I’d gone from doing the junior art boarding stuff to three days later meeting Conor McGregor and making videos with him. And two days after that I was in New York; it just basically got crazier from there and I got to travel around the world and learn so much from Steve. The street art stuff was interesting as well because I was an 18-year-old and the whole city was trying to figure out who I was. I'd be sat in the library doing my work, look over and the person next to me would be doing a project on my street art and didn't know I was sitting next to them!
Were there any hurdles you had to overcome to get to where you are now?
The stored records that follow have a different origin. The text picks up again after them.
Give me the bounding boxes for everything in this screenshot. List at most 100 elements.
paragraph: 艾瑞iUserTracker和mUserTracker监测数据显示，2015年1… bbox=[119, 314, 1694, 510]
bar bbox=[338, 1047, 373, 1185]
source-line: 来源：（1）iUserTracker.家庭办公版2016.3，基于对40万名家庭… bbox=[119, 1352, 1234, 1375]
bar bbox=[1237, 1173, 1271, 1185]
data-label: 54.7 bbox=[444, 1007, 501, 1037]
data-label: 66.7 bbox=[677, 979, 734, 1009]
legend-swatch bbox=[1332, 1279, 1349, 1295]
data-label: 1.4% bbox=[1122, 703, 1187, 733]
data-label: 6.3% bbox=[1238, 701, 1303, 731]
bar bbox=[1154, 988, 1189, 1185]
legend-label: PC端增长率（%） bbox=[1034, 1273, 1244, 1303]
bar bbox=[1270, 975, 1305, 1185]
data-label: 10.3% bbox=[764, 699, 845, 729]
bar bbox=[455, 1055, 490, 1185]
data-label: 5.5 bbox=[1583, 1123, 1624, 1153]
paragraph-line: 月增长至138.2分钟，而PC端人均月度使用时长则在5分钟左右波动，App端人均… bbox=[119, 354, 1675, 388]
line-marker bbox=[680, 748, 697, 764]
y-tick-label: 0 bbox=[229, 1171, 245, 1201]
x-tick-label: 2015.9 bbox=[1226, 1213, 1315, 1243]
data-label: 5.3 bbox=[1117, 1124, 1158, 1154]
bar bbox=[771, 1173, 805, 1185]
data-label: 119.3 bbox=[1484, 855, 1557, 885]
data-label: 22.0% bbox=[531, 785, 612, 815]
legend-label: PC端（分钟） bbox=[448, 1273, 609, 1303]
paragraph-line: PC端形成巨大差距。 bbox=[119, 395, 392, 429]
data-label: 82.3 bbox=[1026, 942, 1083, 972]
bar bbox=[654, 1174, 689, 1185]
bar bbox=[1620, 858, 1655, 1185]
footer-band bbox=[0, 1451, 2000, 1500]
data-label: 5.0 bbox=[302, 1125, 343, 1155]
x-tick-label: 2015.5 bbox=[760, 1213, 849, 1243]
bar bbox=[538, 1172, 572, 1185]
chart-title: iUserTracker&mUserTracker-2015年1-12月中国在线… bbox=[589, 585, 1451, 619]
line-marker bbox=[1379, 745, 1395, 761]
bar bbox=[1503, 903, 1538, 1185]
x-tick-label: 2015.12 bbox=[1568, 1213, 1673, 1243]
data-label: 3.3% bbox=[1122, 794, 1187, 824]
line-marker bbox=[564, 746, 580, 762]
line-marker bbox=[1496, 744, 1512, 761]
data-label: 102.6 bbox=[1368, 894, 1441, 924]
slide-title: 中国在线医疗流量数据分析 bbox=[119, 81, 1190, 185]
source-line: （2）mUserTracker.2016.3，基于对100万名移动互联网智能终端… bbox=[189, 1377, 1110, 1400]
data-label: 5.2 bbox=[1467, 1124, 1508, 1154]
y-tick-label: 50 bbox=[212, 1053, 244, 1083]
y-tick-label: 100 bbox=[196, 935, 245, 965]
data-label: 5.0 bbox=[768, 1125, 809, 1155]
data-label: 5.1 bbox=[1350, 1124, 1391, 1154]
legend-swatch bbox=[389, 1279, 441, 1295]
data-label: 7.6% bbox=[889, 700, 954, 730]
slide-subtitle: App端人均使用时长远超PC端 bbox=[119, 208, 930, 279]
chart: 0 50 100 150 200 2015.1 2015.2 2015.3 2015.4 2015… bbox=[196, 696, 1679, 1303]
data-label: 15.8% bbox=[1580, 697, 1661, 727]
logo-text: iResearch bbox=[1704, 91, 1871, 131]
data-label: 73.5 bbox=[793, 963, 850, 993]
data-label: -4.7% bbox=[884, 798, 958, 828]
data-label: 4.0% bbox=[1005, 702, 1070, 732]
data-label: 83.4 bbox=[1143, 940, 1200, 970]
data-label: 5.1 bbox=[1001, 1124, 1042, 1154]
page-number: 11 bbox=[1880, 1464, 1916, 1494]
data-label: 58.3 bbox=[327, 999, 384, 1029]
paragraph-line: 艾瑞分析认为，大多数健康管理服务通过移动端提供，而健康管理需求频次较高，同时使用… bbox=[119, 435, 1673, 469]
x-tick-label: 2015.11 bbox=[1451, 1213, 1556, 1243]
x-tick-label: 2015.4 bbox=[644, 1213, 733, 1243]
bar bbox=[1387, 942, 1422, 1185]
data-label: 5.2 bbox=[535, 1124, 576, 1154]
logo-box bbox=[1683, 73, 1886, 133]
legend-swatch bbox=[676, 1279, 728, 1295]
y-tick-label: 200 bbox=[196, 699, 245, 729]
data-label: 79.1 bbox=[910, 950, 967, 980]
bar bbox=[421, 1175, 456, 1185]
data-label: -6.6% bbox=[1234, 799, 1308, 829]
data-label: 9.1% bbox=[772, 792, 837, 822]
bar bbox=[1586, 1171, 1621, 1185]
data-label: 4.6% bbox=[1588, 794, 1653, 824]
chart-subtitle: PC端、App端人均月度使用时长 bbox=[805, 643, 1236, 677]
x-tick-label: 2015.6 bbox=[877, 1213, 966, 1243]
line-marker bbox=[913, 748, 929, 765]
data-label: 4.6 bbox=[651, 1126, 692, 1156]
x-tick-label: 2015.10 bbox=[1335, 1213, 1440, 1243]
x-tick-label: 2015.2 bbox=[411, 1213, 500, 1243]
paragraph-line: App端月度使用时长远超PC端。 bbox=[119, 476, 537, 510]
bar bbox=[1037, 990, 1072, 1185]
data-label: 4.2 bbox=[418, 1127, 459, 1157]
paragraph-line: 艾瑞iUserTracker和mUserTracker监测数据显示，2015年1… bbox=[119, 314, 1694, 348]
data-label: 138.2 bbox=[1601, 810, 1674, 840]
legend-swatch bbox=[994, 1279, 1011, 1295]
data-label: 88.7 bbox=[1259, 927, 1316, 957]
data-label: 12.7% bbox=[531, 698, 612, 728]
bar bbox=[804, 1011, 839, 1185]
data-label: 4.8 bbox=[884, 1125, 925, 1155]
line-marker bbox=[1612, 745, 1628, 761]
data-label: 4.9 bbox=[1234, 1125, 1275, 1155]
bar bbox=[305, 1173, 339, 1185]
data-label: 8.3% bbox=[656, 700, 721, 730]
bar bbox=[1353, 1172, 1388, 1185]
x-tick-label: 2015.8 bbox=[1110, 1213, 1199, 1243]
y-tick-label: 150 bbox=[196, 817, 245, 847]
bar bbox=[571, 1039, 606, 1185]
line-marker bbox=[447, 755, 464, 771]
Coming out of university and trying to go full-time but being naive about my value. Also coming out and trying to ride the street art wave. When I finished uni, I revealed my identity and did a lot of TV and radio and had to ride that wave, and I thought it was going to be pretty straightforward, but it wasn’t. But I learned quite a lot in that period. Probably more than I did in easier times or more successful times.
What advice would you give to someone starting in the creative industries?
I would say that it’s really important to try different creative outlets. If you have a creative ambition there’s always a way to reach it. With the videography job I had to understand what Steve needed, and facilitated that. It’s about thinking ‘how can I make it so it’s a no brainer’. It’s about making it impossible to say no. I have found that time and time again that kind of thinking has worked for me.
How do you think employers can better support young creatives?
At the first agency I worked at, they didn’t support me. I could have offered them a lot more but they didn’t let me. And with Social Chain, I said I intended to learn from Steve, leave and then do my own thing, so they were always super supportive of anything and everything that I was doing. Let your creatives be creative with the work they do for you, but also let them explore other avenues!